A sudden, sharp movement beneath his ribs made him gasp, his breath catching painfully in his chest as his hand instantly flew to his stomach. Beneath the heavy, layered fabric, a distinct kick pushed hard against his palm—strong, insistent, and terrifyingly real.

"Hey," Stiles whispered, his voice cracking and scraping from days of absolute disuse. The sound felt completely alien in the cramped space, swallowed instantly by the rough concrete walls before it could even echo. "Easy in there. We don't exactly have a lot of room to maneuver, okay? Just give me a second."

He kept his palm pressed flat against the curve of his stomach, feeling the strange, miraculous warmth radiating beneath his hands. It was the only source of heat in the entire bunker, the only reminder that his body was still functioning, still fighting. It stood in stark, surreal contrast to the freezing, dead air of the room around him. But with that warmth came the crushing, suffocating weight of the reality he had been running from for months.

He was hundreds of miles away from Beacon Hills, completely cut off from the only home he had ever known, carrying a secret that felt entirely too heavy for a single human being to bear. Every flutter, every sharp kick, every shift of the child growing inside him was a physical tether to a life he had been forced to tear himself away from. It was a constant, living reminder of Derek—of a single, desperate night of shared grief and unpoken longing—and of the absolute, agonizing certainty that he could never, ever go back. To return meant bringing the danger back to the pack, meant fulfilling a future he was willing to ruin his own life to prevent.
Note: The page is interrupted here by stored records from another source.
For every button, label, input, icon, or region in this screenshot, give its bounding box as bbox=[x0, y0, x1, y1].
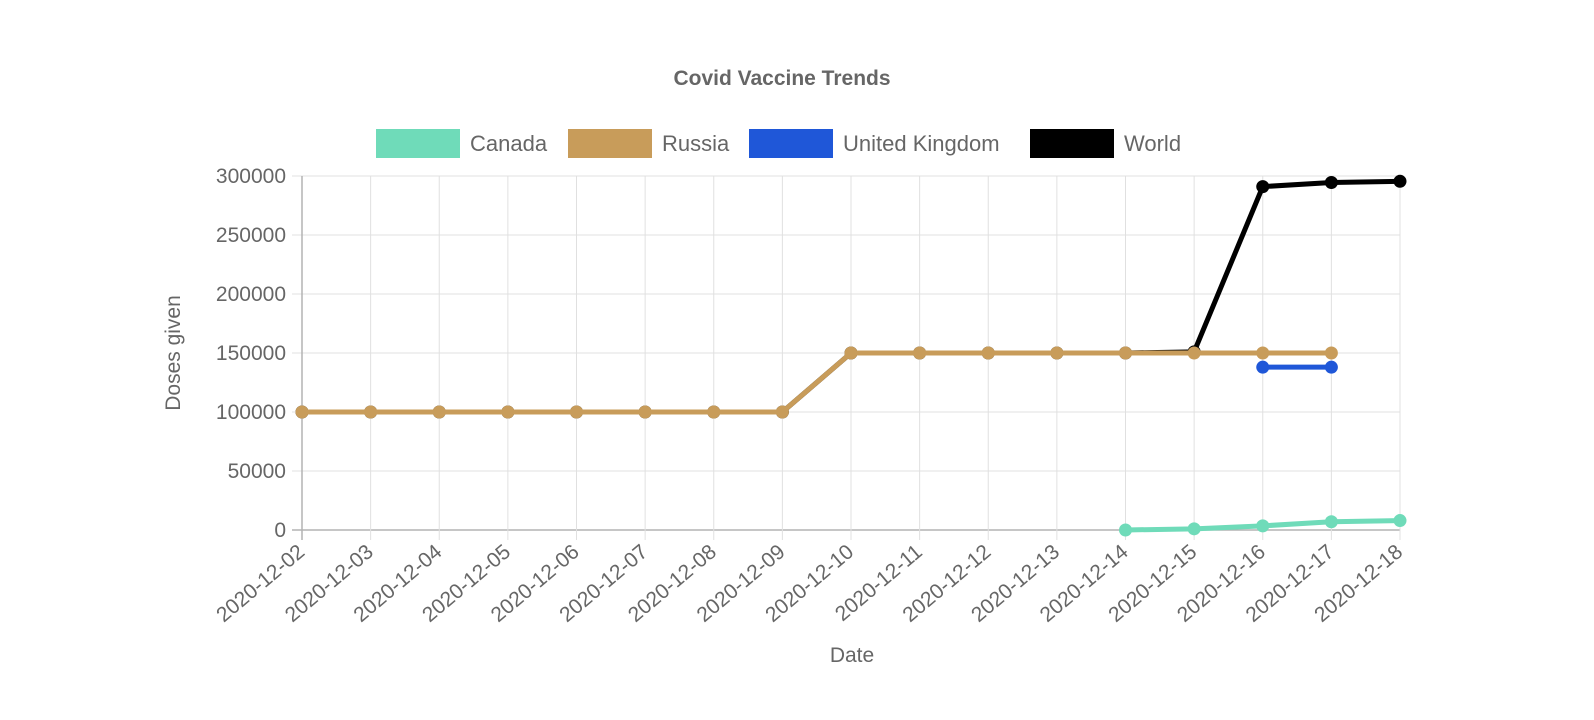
series-canada bbox=[1119, 514, 1407, 537]
legend-label-russia: Russia bbox=[662, 131, 730, 156]
data-point-russia[interactable] bbox=[1256, 346, 1270, 360]
data-point-canada[interactable] bbox=[1324, 515, 1338, 529]
y-tick-label: 300000 bbox=[216, 165, 286, 188]
data-point-russia[interactable] bbox=[501, 405, 515, 419]
data-point-united-kingdom[interactable] bbox=[1256, 360, 1270, 374]
y-axis-ticks: 0 50000 100000 150000 200000 250000 300000 bbox=[216, 165, 286, 542]
legend-item-russia[interactable]: Russia bbox=[568, 129, 730, 158]
x-axis-ticks: 2020-12-022020-12-032020-12-042020-12-05… bbox=[212, 540, 1407, 627]
chart-title: Covid Vaccine Trends bbox=[673, 67, 890, 90]
legend-item-united-kingdom[interactable]: United Kingdom bbox=[749, 129, 1000, 158]
legend-swatch-world bbox=[1030, 129, 1114, 158]
legend-item-canada[interactable]: Canada bbox=[376, 129, 548, 158]
data-point-russia[interactable] bbox=[775, 405, 789, 419]
y-tick-label: 250000 bbox=[216, 224, 286, 247]
legend-label-united-kingdom: United Kingdom bbox=[843, 131, 1000, 156]
data-point-united-kingdom[interactable] bbox=[1324, 360, 1338, 374]
series-russia bbox=[295, 346, 1338, 419]
data-point-russia[interactable] bbox=[295, 405, 309, 419]
data-point-canada[interactable] bbox=[1393, 514, 1407, 528]
y-tick-label: 100000 bbox=[216, 401, 286, 424]
legend-swatch-canada bbox=[376, 129, 460, 158]
legend-label-canada: Canada bbox=[470, 131, 548, 156]
y-axis-label: Doses given bbox=[162, 295, 185, 411]
y-tick-label: 150000 bbox=[216, 342, 286, 365]
data-point-russia[interactable] bbox=[844, 346, 858, 360]
legend: Canada Russia United Kingdom World bbox=[376, 129, 1181, 158]
data-point-russia[interactable] bbox=[570, 405, 583, 419]
data-point-russia[interactable] bbox=[638, 405, 652, 419]
data-point-russia[interactable] bbox=[1324, 346, 1338, 360]
data-point-world[interactable] bbox=[1324, 175, 1338, 189]
data-point-canada[interactable] bbox=[1187, 522, 1201, 536]
data-point-russia[interactable] bbox=[913, 346, 927, 360]
data-point-russia[interactable] bbox=[364, 405, 378, 419]
series-united-kingdom bbox=[1256, 360, 1338, 374]
y-tick-label: 200000 bbox=[216, 283, 286, 306]
data-point-russia[interactable] bbox=[981, 346, 995, 360]
legend-label-world: World bbox=[1124, 131, 1181, 156]
data-point-canada[interactable] bbox=[1119, 523, 1132, 537]
legend-swatch-united-kingdom bbox=[749, 129, 833, 158]
data-point-russia[interactable] bbox=[1119, 346, 1132, 360]
x-axis-label: Date bbox=[830, 644, 874, 667]
series bbox=[295, 174, 1407, 537]
data-point-russia[interactable] bbox=[432, 405, 446, 419]
y-tick-label: 0 bbox=[274, 519, 286, 542]
data-point-canada[interactable] bbox=[1256, 519, 1270, 533]
legend-swatch-russia bbox=[568, 129, 652, 158]
data-point-world[interactable] bbox=[1393, 174, 1407, 188]
series-line-russia bbox=[299, 350, 1334, 415]
legend-item-world[interactable]: World bbox=[1030, 129, 1181, 158]
data-point-russia[interactable] bbox=[1187, 346, 1201, 360]
data-point-russia[interactable] bbox=[707, 405, 721, 419]
y-tick-label: 50000 bbox=[228, 460, 286, 483]
data-point-russia[interactable] bbox=[1050, 346, 1064, 360]
data-point-world[interactable] bbox=[1256, 180, 1270, 194]
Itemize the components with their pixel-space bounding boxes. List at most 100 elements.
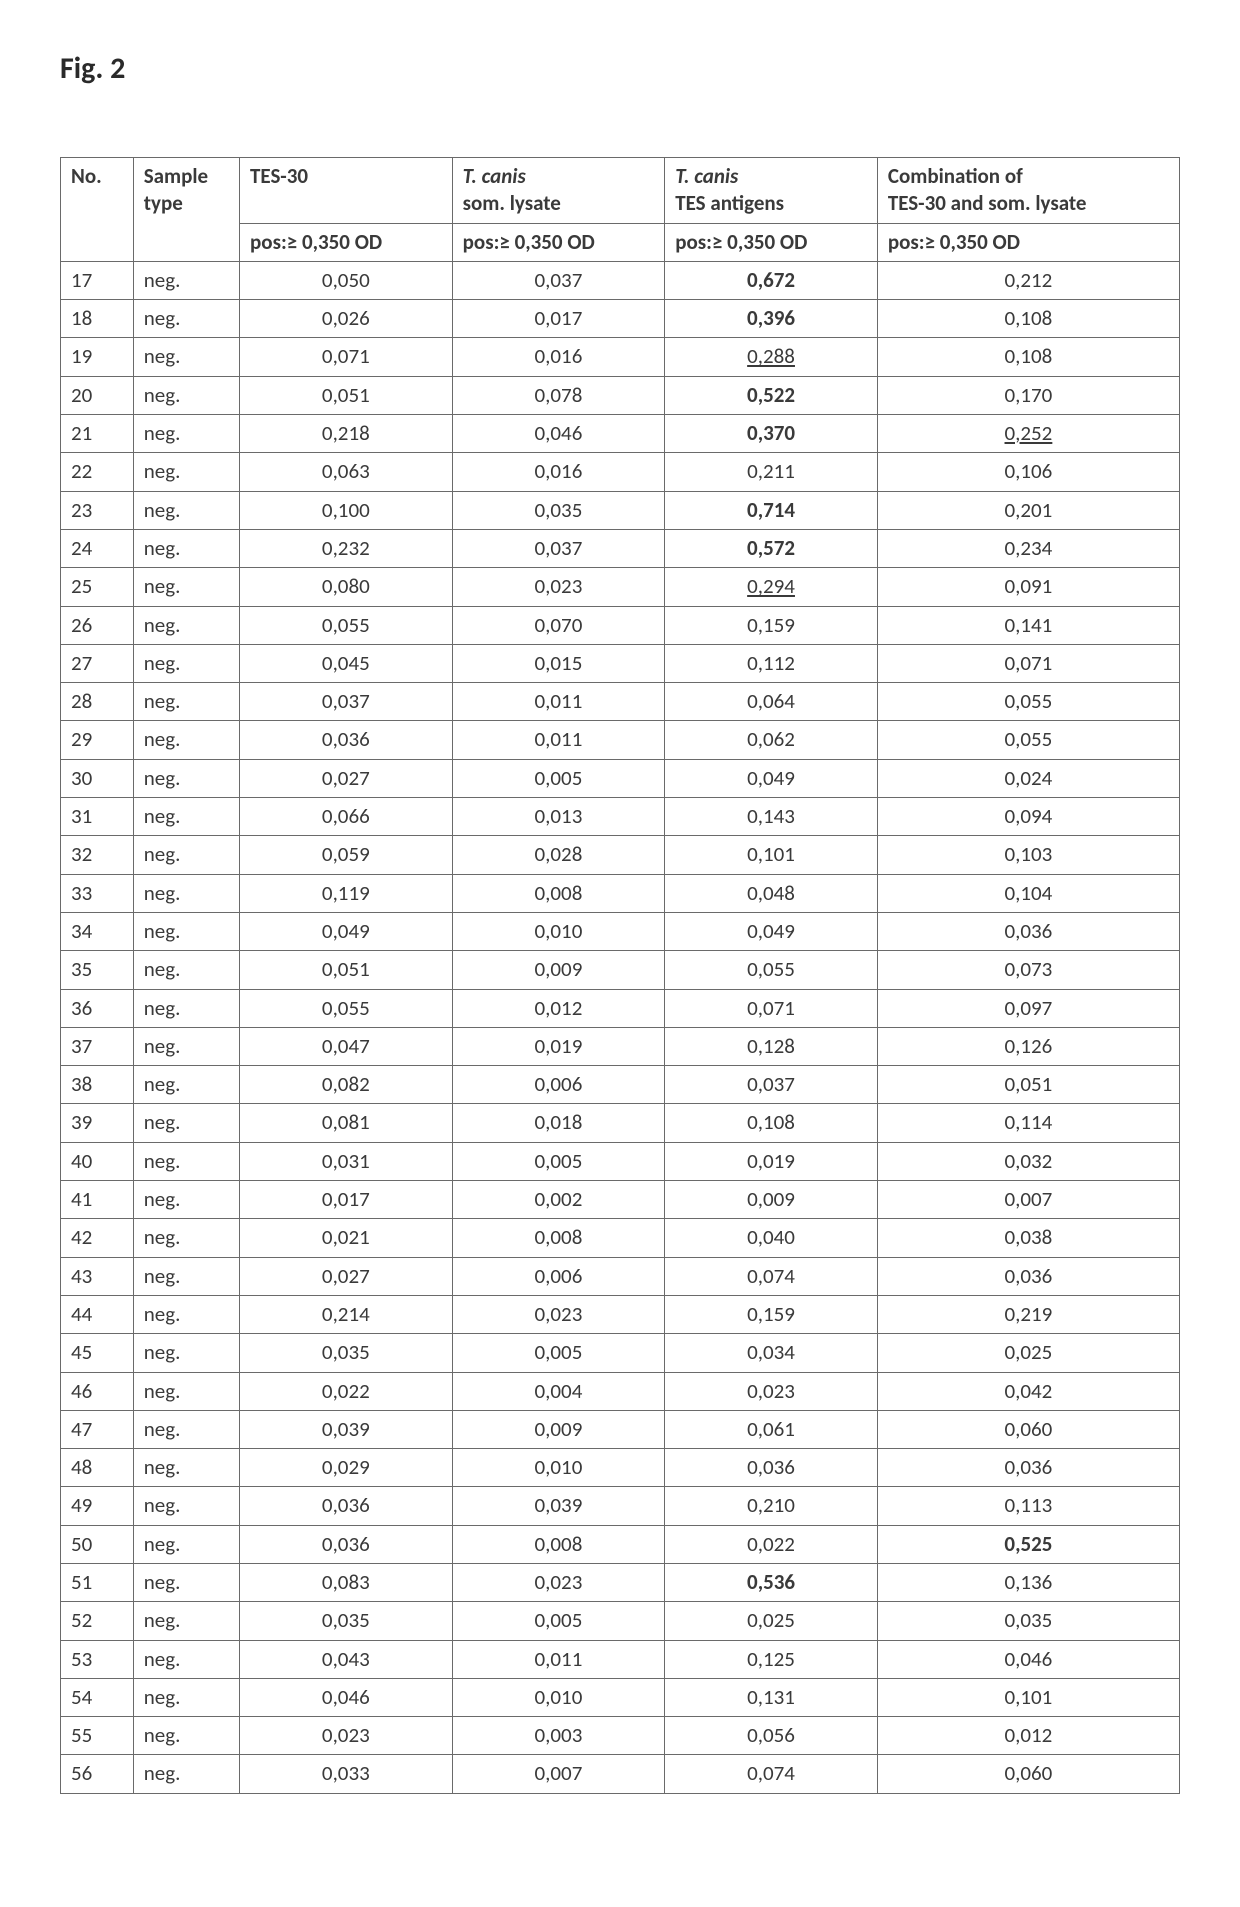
cell-sample-type: neg. <box>133 1104 239 1142</box>
cell-value: 0,143 <box>747 803 795 829</box>
table-row: 51neg.0,0830,0230,5360,136 <box>61 1563 1180 1601</box>
cell-value: 0,023 <box>535 1569 583 1595</box>
table-row: 40neg.0,0310,0050,0190,032 <box>61 1142 1180 1180</box>
cell-data-2: 0,011 <box>452 1640 665 1678</box>
cell-data-3: 0,159 <box>665 606 878 644</box>
cell-data-4: 0,051 <box>877 1066 1179 1104</box>
cell-data-1: 0,045 <box>240 644 453 682</box>
cell-data-1: 0,055 <box>240 606 453 644</box>
cell-data-4: 0,103 <box>877 836 1179 874</box>
cell-value: 0,036 <box>1005 1263 1053 1289</box>
cell-value: 0,012 <box>1005 1722 1053 1748</box>
cell-value: 0,048 <box>747 880 795 906</box>
cell-value: 0,074 <box>747 1263 795 1289</box>
table-row: 49neg.0,0360,0390,2100,113 <box>61 1487 1180 1525</box>
cell-data-3: 0,049 <box>665 912 878 950</box>
cell-no: 43 <box>61 1257 134 1295</box>
cell-value: 0,136 <box>1005 1569 1053 1595</box>
cell-value: 0,036 <box>747 1454 795 1480</box>
cell-value: 0,232 <box>322 535 370 561</box>
cell-data-3: 0,672 <box>665 261 878 299</box>
cell-data-1: 0,026 <box>240 300 453 338</box>
cell-value: 0,218 <box>322 420 370 446</box>
cell-value: 0,108 <box>747 1109 795 1135</box>
cell-data-4: 0,212 <box>877 261 1179 299</box>
cell-sample-type: neg. <box>133 683 239 721</box>
cell-sample-type: neg. <box>133 1755 239 1793</box>
cell-value: 0,536 <box>747 1569 795 1595</box>
cell-no: 19 <box>61 338 134 376</box>
cell-value: 0,026 <box>322 305 370 331</box>
cell-data-2: 0,016 <box>452 453 665 491</box>
cell-data-2: 0,017 <box>452 300 665 338</box>
cell-value: 0,010 <box>535 918 583 944</box>
cell-value: 0,011 <box>535 1646 583 1672</box>
cell-value: 0,074 <box>747 1760 795 1786</box>
cell-data-1: 0,036 <box>240 1487 453 1525</box>
cell-data-4: 0,108 <box>877 300 1179 338</box>
cell-data-2: 0,003 <box>452 1717 665 1755</box>
cell-value: 0,522 <box>747 382 795 408</box>
cell-value: 0,046 <box>322 1684 370 1710</box>
cell-sample-type: neg. <box>133 1181 239 1219</box>
cell-value: 0,108 <box>1005 305 1053 331</box>
table-row: 45neg.0,0350,0050,0340,025 <box>61 1334 1180 1372</box>
cell-value: 0,036 <box>322 726 370 752</box>
cell-value: 0,672 <box>747 267 795 293</box>
cell-data-1: 0,029 <box>240 1449 453 1487</box>
table-row: 53neg.0,0430,0110,1250,046 <box>61 1640 1180 1678</box>
cell-value: 0,091 <box>1005 573 1053 599</box>
cell-value: 0,210 <box>747 1492 795 1518</box>
cell-value: 0,396 <box>747 305 795 331</box>
cell-value: 0,038 <box>1005 1224 1053 1250</box>
cell-value: 0,071 <box>322 343 370 369</box>
col-tes-antigens-header: T. canis TES antigens <box>665 158 878 224</box>
cell-data-4: 0,032 <box>877 1142 1179 1180</box>
cell-sample-type: neg. <box>133 453 239 491</box>
cell-data-3: 0,211 <box>665 453 878 491</box>
cell-data-3: 0,048 <box>665 874 878 912</box>
table-row: 50neg.0,0360,0080,0220,525 <box>61 1525 1180 1563</box>
table-header: No. Sample type TES-30 T. canis som. lys… <box>61 158 1180 262</box>
cell-value: 0,023 <box>747 1378 795 1404</box>
cell-data-2: 0,046 <box>452 415 665 453</box>
cell-data-2: 0,008 <box>452 1219 665 1257</box>
cell-data-3: 0,022 <box>665 1525 878 1563</box>
cell-value: 0,101 <box>1005 1684 1053 1710</box>
cell-data-4: 0,106 <box>877 453 1179 491</box>
table-row: 56neg.0,0330,0070,0740,060 <box>61 1755 1180 1793</box>
cell-value: 0,214 <box>322 1301 370 1327</box>
cell-data-2: 0,012 <box>452 989 665 1027</box>
cell-value: 0,094 <box>1005 803 1053 829</box>
cell-data-1: 0,100 <box>240 491 453 529</box>
cell-data-4: 0,094 <box>877 798 1179 836</box>
cell-data-2: 0,002 <box>452 1181 665 1219</box>
cell-value: 0,022 <box>747 1531 795 1557</box>
cell-value: 0,056 <box>747 1722 795 1748</box>
cell-data-2: 0,009 <box>452 1410 665 1448</box>
table-row: 41neg.0,0170,0020,0090,007 <box>61 1181 1180 1219</box>
cell-no: 25 <box>61 568 134 606</box>
cell-data-2: 0,037 <box>452 529 665 567</box>
cell-data-4: 0,114 <box>877 1104 1179 1142</box>
cell-value: 0,071 <box>1005 650 1053 676</box>
cell-data-1: 0,214 <box>240 1295 453 1333</box>
cell-no: 29 <box>61 721 134 759</box>
cell-data-1: 0,050 <box>240 261 453 299</box>
table-row: 35neg.0,0510,0090,0550,073 <box>61 951 1180 989</box>
cell-data-1: 0,027 <box>240 759 453 797</box>
cell-data-1: 0,027 <box>240 1257 453 1295</box>
cell-data-2: 0,028 <box>452 836 665 874</box>
cell-data-3: 0,714 <box>665 491 878 529</box>
cell-data-2: 0,039 <box>452 1487 665 1525</box>
cell-value: 0,055 <box>747 956 795 982</box>
cell-value: 0,015 <box>535 650 583 676</box>
cell-sample-type: neg. <box>133 798 239 836</box>
cell-value: 0,010 <box>535 1454 583 1480</box>
cell-data-4: 0,219 <box>877 1295 1179 1333</box>
cell-data-2: 0,005 <box>452 1334 665 1372</box>
table-row: 36neg.0,0550,0120,0710,097 <box>61 989 1180 1027</box>
cell-value: 0,081 <box>322 1109 370 1135</box>
cell-value: 0,126 <box>1005 1033 1053 1059</box>
cell-data-1: 0,037 <box>240 683 453 721</box>
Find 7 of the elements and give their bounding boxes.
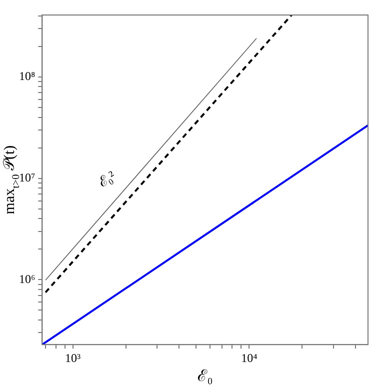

The loneliness didn't just sit in the room with him like a ghost; it physically pressed down on his chest until his lungs burned for oxygen. It was an active, heavy entity, filling the corners of the bunker, mocking him with the ghosts of voices he would never hear again. He closed his eyes, letting his forehead rest against the rough, cold surface of the makeshift wooden table, and finally stopped fighting the tide. He let the quiet, dark corners of his mind open up, allowing the memories of how he had ended up in this concrete box—starting from the very beginning, all those years ago—to finally rush in and fill the empty, freezing silence.